Women in Gaza are ensuring their families’ survival “with nothing but courage and exhausted hands” as violence continues and essentials remain scarce, the UN’s gender equality agency warned on Tuesday.

UN Women’s Chief of Humanitarian Action, Sofia Calltorp, who returned from a visit to the enclave last week, said women repeatedly told her that “there may be a ceasefire, but the war is not over”.

“The attacks are fewer, but the killings continue,” she said.

The UN aid coordination office, OCHA, warned on Monday that hostilities continue to o be reported in various parts of the Gaza Strip, causing destruction, displacement and casualties.

UNICEF said last week that since the Hamas–Israel pause in fighting was announced on 10 October, children have been killed at a rate of two per day.

Struggling to survive

Briefing reporters in Geneva, Ms Calltorp recounted that during her trip across the entire length of the Strip — “from Jabalia in the north to Al-Mawasi in the south” — she saw that “to be a woman in Gaza today means facing hunger and fear, absorbing trauma and grief, and shielding your children from gunfire and cold nights”.

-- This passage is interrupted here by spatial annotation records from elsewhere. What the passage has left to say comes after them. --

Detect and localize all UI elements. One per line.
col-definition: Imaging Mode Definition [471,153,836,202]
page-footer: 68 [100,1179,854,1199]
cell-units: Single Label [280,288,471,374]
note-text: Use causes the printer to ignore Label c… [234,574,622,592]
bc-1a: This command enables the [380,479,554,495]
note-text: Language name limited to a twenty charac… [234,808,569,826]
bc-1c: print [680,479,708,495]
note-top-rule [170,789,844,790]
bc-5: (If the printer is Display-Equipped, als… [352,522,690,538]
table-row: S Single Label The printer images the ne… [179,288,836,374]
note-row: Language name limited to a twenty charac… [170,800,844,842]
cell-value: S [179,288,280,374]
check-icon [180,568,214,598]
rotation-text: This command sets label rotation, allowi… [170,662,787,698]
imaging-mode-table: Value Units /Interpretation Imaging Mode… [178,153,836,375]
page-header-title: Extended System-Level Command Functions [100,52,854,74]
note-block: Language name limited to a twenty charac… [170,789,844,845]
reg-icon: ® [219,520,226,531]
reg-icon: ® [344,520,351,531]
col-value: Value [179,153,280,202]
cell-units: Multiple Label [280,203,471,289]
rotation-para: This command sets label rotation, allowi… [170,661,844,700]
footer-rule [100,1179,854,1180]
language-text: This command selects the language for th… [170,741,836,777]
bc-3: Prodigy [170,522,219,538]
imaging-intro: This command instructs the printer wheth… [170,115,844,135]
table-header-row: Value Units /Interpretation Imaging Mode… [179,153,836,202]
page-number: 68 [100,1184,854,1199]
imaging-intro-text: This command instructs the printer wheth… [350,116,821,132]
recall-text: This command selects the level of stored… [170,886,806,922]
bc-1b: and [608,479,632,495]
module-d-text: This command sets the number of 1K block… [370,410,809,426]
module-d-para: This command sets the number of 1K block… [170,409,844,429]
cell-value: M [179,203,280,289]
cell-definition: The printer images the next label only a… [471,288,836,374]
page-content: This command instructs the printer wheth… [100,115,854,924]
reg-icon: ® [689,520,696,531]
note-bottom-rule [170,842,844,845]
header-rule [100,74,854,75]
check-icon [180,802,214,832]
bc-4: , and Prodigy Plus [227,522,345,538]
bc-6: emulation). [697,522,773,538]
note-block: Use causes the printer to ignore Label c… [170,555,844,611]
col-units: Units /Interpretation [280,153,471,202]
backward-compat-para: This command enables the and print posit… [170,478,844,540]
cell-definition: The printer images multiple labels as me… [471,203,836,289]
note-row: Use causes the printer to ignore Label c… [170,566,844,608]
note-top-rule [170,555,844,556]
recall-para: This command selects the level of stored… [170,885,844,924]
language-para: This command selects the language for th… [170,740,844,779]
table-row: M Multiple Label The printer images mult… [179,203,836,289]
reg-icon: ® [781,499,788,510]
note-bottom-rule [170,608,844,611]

“It means being the last line of protection in a place where safety no longer exists,” she said.

Ms Calltorp noted that more than 57,000 women in Gaza now head their households and are left alone to cope in extremely harsh conditions.

“Women showed me how water soaked through their makeshift tents, leaving the children shivering throughout the night,” she said.

“This is what it means to be a woman in Gaza today — to know that winter is coming, and to know you cannot protect your children from it.”

Food still scarce

She shared the story of a woman whose home had been destroyed — “but every morning, she returns to the rubble to gather wood, burning the doors that once sheltered her family just to make breakfast for her children.”

A month and a half into the ceasefire, food remains scarce and is now four times more expensive than before the war. As an example, she said, an egg costs $2.00 in the Gaza market — “out of reach for women with no income”.

“It’s completely impossible for many of the women I met to feed their families,” Ms Calltorp stressed.

Displacement and disability

The women she met had been displaced “countless times” — in one case, as many as 35 times since the war began in October 2023.

“Every move means packing the little they have, carrying their children, their elderly parents, choosing between one unsafe place and another,” she explained.

She also highlighted a growing “crisis of women and girls newly disabled by this war”, with more than 12,000 now living with long-term war-related disabilities.

With so much stacked against them, Gaza’s women “need the ceasefire to hold, they need food, they need cash assistance, and they need winterisation supplies, health services and vital psychosocial support,” the UN Women official said. She emphasised their eagerness “to work, to lead and to rebuild Gaza with their own hands”.

“No woman or girl should have to fight this hard just to survive. We need more aid to enter Gaza systematically and safely, and we need the killings to stop,” she concluded.